12th November, 2025
Tenstorrent’s AI accelerator chips consist of tiles arranged in a grid, connected with a network-on-chip for efficient dataflow processing. Each tile features a vector unit that executes a limited number of SIMD operations across 32 lanes.
where(condition, t, f, out) selects values from either
t or f, depending on the corresponding value
in condition, writing the result to out.
Below we implement where on the vector unit, achieving
optimal throughput of 3 cycles per row for the common in-place case and
4 cycles per row for the out-of-place case.
Our kernel is given four offset parameters, representing
condition, t, f, and
out. Pseudocode for a relatively optimised sequential
solution on the 32-lane vector unit looks like this:
# parameters: offset0, offset1, offset2, offset3
condition = load(offset0)
result = load(offset1)
if condition == 0:
result = load(offset2)
store(result, offset3)This is equivalent to the following assembly code, achieving 6 cycles per row:
// Parameters: offset0, offset1, offset2, offset3
// ADDR_MOD_7: doesn't increment counters
// ADDR_MOD_6: autoincrements Dst counter afterwards
sfpload L0, 0, ADDR_MOD_7, offset0
sfpload L1, 0, ADDR_MOD_7, offset1
sfpsetcc 0, L0, L0, SFPSETCC_MOD1_LREG_EQ0
sfpload L1, 0, ADDR_MOD_7, offset2
sfpencc 0, L0, L0, 0
sfpstore L1, 0, ADDR_MOD_6, offset3The vector unit has five sub-units:
load, simple, mad, round, and store. The only way to use more than one
sub-unit at a time is via SFPLOADMACRO,
which allows us to schedule up to one instruction per sub-unit to
execute during future cycles, subject to various constraints.
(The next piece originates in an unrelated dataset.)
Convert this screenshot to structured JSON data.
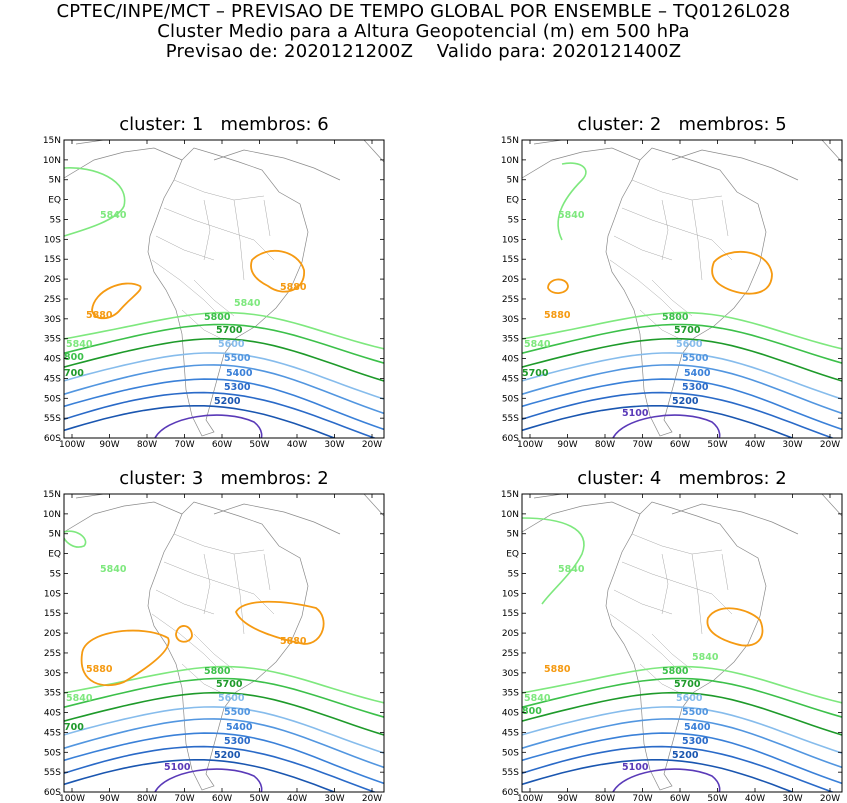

The following diagram shows the schedule for our sequential code, with register liveness on the right.
The most common pattern is to call where(0, 1, 2, 0), so
that the result is written to condition.
This allows us to schedule the SFPSTORE
to write the result back to condition, while the next SFPLOAD
executes at the same time.
Note that one of the constraints of SFPLOADMACRO is that
a scheduled SFPSTORE has to write to the address its macro
loaded from, so this is only possible when the output is written to
condition.
We require two macros, followed by a regular SFPLOAD:
SFPLOADMACRO:
load from condition to the L0 register. Also,
schedule two additional instructions:
SFPLOADMACRO:
load from t to L0, and schedule:
SFPENCC.SFPLOAD:
load from f, overwriting the value in L0 in
lanes that are enabled. Also, auto-increment the address counters (which
happens regardless of lane flags).Finally, the SFPSTORE
scheduled in the first step will write the result in L0
back to memory. At this point, the next SFPLOADMACRO call
can be executed, simultaneously with the SFPSTORE.
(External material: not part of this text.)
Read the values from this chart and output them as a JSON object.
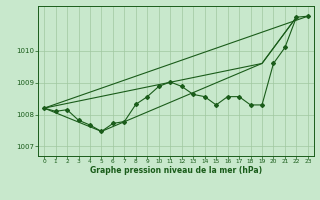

The trick here is that it’s safe to schedule an instruction that reads from a register for the same time as an instruction that writes to that register: the read happens at the beginning of the cycle, and the write happens at the end of the cycle.
For example, SFPSETCC L0 L0 reads L0 while
SFPLOAD L0 1 writes to L0 during the same
cycle, as illustrated by the diagram below, with register liveness shown
on the right.
Note also that we require only one register, since the
condition value only needs to live for one cycle.
3 cycles is theoretically optimal for this case, since the operation requires loading from three different memory addresses.
If we are required to write the result to a distinct address,
e.g. where(0, 1, 2, 3), we can no longer use SFPLOADMACRO
to schedule the SFPSTORE,
as it can only write to the address it loaded from.
Instead, we add a regular SFPSTORE
instruction, achieving 4 cycles per input row:
A stall between instructions will disrupt the timing-sensitive sequence of disabling and enabling lanes, leading to incorrect results.
A stall after the first instruction prevents
sfpload L0 1 from executing unconditionally, as it now
executes after sfpsetcc:
A stall after the second instruction executes
sfpload L0 2 unconditionally, as it now executes after
sfpencc:
This can be avoided by first loading the instructions into a replay
buffer, and using a single REPLAY
instruction to issue the 3 (or 4) instructions in sequence without
stalls. Alternatively, a MOP
expansion could be used.
Note that it’s possible to specify
DelayKind=WaitForElapsedInstructions, which only decrements
the delay counter every time a thread issues an instruction to the
vector unit, instead of every cycle. However, a scheduled instruction
executes on the cycle after the cycle where it counts down from
1 to 0; or, in the case of Delay=0, the scheduled
instruction will execute on the next cycle regardless, and so this
doesn’t help avoid the issue.
Leveraging SFPLOADMACRO,
we achieve a theoretically optimal 3-cycle throughput for in-place
where and a 4-cycle throughput for out-of-place
where, while ensuring stable execution by avoiding
instruction stalls.
Thanks to Tenstorrent for sponsoring this work.